Dici di non essere un conservatore ma te la prendi con l’uso spregiudicato dei neologismi, dello slang (meglio gergo?) giovanile e della contaminazione della lingua. Ma è davvero possibile oggi evitare termini come location, taggare, lovvare…
«Un conservatore? Io? Tutt’altro (con tanto di elisione e, quindi, di apostrofo). So bene che la lingua è un organismo vivente che muta e accoglie costantemente nuovi vocaboli e locuzioni (che vivono costantemente tra la simpatia e la diffidenza, l’accettazione e il rifiuto, l’effimero e il duraturo). Il processo è spontaneo e fisiologico.
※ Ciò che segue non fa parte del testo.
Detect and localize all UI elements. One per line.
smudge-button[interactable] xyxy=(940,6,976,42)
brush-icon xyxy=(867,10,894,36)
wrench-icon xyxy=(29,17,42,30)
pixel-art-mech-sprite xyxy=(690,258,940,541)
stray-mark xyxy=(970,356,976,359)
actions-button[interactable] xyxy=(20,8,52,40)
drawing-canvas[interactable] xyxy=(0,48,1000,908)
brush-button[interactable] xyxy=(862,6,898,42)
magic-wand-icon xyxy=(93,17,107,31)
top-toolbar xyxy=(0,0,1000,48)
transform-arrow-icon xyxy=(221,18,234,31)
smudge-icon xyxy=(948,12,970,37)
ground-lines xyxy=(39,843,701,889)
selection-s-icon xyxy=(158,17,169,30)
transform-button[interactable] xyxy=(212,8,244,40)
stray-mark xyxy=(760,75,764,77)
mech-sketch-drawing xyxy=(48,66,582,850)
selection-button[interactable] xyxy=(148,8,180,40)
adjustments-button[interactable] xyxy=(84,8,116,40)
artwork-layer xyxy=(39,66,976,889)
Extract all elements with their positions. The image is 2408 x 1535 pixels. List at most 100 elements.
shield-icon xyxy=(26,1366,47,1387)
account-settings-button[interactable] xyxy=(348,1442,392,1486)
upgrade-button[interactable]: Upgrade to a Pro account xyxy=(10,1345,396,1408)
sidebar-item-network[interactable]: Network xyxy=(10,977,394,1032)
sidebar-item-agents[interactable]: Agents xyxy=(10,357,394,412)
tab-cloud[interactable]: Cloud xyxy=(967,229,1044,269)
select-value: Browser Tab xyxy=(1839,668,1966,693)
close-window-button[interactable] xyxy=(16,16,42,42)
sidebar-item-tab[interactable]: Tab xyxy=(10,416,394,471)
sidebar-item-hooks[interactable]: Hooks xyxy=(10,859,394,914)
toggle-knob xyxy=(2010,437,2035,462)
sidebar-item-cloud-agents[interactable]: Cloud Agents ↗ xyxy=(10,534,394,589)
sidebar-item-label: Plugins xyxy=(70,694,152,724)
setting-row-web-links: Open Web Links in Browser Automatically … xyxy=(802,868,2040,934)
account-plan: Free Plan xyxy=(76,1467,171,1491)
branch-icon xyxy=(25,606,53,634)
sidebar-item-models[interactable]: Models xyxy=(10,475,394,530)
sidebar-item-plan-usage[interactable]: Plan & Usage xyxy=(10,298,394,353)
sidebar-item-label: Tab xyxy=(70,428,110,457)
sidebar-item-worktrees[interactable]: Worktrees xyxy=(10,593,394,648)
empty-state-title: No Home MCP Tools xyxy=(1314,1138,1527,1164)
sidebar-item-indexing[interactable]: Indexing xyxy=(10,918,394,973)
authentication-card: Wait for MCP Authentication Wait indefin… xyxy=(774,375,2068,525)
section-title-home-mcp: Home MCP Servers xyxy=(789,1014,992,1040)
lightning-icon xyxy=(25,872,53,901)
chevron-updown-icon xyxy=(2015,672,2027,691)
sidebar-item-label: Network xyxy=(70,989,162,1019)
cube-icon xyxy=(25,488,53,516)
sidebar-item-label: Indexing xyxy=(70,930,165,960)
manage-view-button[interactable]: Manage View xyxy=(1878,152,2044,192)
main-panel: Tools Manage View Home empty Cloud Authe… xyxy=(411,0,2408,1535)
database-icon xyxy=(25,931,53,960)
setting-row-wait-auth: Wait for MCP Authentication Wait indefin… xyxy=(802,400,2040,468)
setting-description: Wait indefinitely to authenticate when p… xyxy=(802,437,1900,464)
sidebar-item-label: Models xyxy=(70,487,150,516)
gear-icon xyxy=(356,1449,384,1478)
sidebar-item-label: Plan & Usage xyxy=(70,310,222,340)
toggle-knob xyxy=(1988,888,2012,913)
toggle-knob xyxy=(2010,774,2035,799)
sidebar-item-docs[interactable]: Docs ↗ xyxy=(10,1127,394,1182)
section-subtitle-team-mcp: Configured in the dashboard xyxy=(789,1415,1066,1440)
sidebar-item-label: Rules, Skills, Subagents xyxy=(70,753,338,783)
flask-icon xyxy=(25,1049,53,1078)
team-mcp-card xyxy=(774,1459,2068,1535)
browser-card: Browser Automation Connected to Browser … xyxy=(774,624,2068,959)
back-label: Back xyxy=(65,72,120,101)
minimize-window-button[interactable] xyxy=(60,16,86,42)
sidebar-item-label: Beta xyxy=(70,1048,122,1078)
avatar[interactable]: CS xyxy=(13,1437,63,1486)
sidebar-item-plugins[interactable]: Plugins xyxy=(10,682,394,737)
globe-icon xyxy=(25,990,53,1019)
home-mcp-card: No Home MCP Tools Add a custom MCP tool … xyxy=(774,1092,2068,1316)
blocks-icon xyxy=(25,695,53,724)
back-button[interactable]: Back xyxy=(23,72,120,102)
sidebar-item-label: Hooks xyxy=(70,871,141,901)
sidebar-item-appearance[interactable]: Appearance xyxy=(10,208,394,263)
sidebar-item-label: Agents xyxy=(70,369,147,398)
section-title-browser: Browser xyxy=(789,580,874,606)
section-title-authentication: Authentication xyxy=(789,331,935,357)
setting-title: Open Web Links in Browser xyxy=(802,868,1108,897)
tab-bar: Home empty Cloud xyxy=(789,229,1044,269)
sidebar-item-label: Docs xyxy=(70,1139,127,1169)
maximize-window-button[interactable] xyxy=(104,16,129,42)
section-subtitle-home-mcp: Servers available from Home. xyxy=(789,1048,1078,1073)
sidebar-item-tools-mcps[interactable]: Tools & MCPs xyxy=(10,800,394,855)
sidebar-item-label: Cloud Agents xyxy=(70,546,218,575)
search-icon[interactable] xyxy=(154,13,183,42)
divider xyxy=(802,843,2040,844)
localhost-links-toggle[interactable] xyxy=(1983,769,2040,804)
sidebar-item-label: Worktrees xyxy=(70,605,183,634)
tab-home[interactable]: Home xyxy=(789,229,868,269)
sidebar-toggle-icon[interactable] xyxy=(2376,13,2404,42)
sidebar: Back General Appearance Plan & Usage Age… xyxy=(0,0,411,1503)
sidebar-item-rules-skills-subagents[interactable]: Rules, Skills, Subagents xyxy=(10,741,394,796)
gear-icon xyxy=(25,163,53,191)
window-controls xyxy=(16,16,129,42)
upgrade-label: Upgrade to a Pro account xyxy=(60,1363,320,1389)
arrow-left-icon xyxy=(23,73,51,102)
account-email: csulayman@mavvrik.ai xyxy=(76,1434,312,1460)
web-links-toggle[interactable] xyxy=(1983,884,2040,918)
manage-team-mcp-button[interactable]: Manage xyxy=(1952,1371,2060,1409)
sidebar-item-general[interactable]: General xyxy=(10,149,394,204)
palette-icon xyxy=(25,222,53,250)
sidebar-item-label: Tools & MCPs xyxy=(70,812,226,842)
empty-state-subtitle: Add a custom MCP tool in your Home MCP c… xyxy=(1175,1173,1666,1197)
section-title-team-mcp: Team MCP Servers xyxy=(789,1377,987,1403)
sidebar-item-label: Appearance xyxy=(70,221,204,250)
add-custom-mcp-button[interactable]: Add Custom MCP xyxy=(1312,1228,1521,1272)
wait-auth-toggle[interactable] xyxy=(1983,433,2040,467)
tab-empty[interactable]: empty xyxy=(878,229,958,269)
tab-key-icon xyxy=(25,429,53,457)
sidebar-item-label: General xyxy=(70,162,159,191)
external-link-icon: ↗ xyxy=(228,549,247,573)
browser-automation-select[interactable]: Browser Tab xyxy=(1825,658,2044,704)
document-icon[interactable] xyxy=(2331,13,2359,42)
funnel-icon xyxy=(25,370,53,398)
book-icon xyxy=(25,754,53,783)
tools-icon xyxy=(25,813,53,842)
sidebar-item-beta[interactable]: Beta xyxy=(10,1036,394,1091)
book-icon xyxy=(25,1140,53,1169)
Io stesso, del resto, arricchisco il mio lessico con i neologismi, qualche (ho detto qualche) forestierismo e tecnicismo e, ogni tanto, mi faccio un selfie (e non un «autoscatto amatoriale realizzato senza l’ausilio di un temporizzatore e senza alcuna velleità artistica con la fotocamera integrata del telefonino intelligente e destinato a una condivisione, auspicabilmente virale, sulle principali piattaforme digitali sociali»). Alcuni neologismi – sulla cui sorte sarà la comunità dei parlanti a decidere – sono anche simpatici (petaloso e webete, di freschissimo conio); altri, spesso utilizzati fuori dal contesto e con tono sussiegoso, non riesco proprio a mandarli giù (attenzionare, promozionare, situazionare, efficientare, agendizzare, briffare, ocheizzare…). Ma è sull’apericena e i suoi derivati – argomento sul quale potrei scrivere un libro intero – che mi si occlude la vena e scatta l’istinto omicida».

Nel manuale non mancano cenni al linguaggio dei social; esempi di errori clamorosi che non risparmiano neanche addetti ai lavori come i giornalisti e veri colpi di scena sull’uso degli accenti e sulla pronuncia di molte parole di uso comune (siete sicuri di sapere come si pronunciano i termini guaina e diatriba?).

Eppure, nonostante la full immersion, alla fine di grammatica non si muore, ma di risate sì. Grazie Massimo Roscia, era dal Paleozoico che non ridevo così leggendo un libro!